Whoever it was issued to didn't take care in sharpening and there are deep gouges in the blade. It is sharp but could be sharper. I never touched it.
Interesting oral history. (Forgive any inaccuracies)
With the absence of "Blood and Honor" etching on the blade it was made sometime after 1942. It was "liberated" in 44 by my Uncle Tony, a medic with the 26th "Yankee division".
The YD was an activated National Gaurd division from Mass.
Tony , my dad and 3 buddies joined in 38 for the simple reason that they wanted the money paid for going to drills.

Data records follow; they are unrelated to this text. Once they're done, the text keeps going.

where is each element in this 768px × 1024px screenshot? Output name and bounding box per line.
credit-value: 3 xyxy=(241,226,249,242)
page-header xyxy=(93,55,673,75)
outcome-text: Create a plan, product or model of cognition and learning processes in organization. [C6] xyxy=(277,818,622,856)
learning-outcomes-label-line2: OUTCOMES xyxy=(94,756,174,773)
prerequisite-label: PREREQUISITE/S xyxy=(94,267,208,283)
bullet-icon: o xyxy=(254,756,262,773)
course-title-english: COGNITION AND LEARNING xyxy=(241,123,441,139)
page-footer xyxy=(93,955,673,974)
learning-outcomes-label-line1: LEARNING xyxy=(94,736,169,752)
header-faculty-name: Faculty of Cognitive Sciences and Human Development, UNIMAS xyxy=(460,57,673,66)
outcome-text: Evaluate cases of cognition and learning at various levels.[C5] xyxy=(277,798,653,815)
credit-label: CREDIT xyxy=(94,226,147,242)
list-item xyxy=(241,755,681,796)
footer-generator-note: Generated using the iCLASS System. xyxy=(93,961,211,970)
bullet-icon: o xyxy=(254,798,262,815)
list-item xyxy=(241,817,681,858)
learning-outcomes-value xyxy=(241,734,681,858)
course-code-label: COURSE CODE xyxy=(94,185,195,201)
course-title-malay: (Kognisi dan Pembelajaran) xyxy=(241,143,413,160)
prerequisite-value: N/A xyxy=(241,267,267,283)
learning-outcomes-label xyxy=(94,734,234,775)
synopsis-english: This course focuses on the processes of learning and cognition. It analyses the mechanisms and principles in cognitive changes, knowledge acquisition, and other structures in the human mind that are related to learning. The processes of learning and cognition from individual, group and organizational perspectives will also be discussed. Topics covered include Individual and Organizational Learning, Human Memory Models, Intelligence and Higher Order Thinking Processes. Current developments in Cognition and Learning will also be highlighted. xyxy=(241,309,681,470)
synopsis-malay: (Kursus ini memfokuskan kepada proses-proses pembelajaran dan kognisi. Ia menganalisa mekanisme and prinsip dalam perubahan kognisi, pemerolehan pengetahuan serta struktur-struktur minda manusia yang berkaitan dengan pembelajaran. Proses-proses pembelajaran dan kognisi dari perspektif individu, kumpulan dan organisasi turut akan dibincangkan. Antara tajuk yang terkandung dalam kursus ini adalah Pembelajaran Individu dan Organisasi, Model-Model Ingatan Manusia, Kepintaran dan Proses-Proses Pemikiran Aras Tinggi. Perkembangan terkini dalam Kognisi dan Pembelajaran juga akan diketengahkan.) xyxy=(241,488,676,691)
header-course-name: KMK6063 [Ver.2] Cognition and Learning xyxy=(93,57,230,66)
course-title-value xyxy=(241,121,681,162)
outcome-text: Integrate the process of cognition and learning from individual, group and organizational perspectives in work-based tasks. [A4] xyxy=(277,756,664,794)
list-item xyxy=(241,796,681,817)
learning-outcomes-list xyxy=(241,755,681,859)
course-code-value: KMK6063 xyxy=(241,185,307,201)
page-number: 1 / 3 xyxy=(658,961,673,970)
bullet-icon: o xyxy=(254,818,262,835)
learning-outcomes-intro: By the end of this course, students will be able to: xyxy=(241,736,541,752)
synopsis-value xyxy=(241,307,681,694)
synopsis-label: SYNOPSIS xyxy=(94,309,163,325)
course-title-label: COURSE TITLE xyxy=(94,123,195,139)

Going ashore at Normandy in the 10th wave they didn't see action until a few days later. According to them the division was on the right flank of the push to Berlin. Dec of 44 found them in Czechoslovakia when the Battle of the Bulge began. The whole division turned 90° north and pushed to relieve Bastonge
They encountered fierce fighting the whole time and when they got closer they encountered Hitler youth troops, mere boys around 14, dressed like soldiers but untrained. One kept taking inaccurate pot shots at Tony instead of running away. Reluctant to return fire and kill a kid Tony just shot close hoping he would run away. Another medic and one of the original 5 opened up on the kid with a 45 grease gun.
That's how they got the knife and my dad won it in a poker game.
Any way that a long way of asking should I leave it alone, or clean up the blade?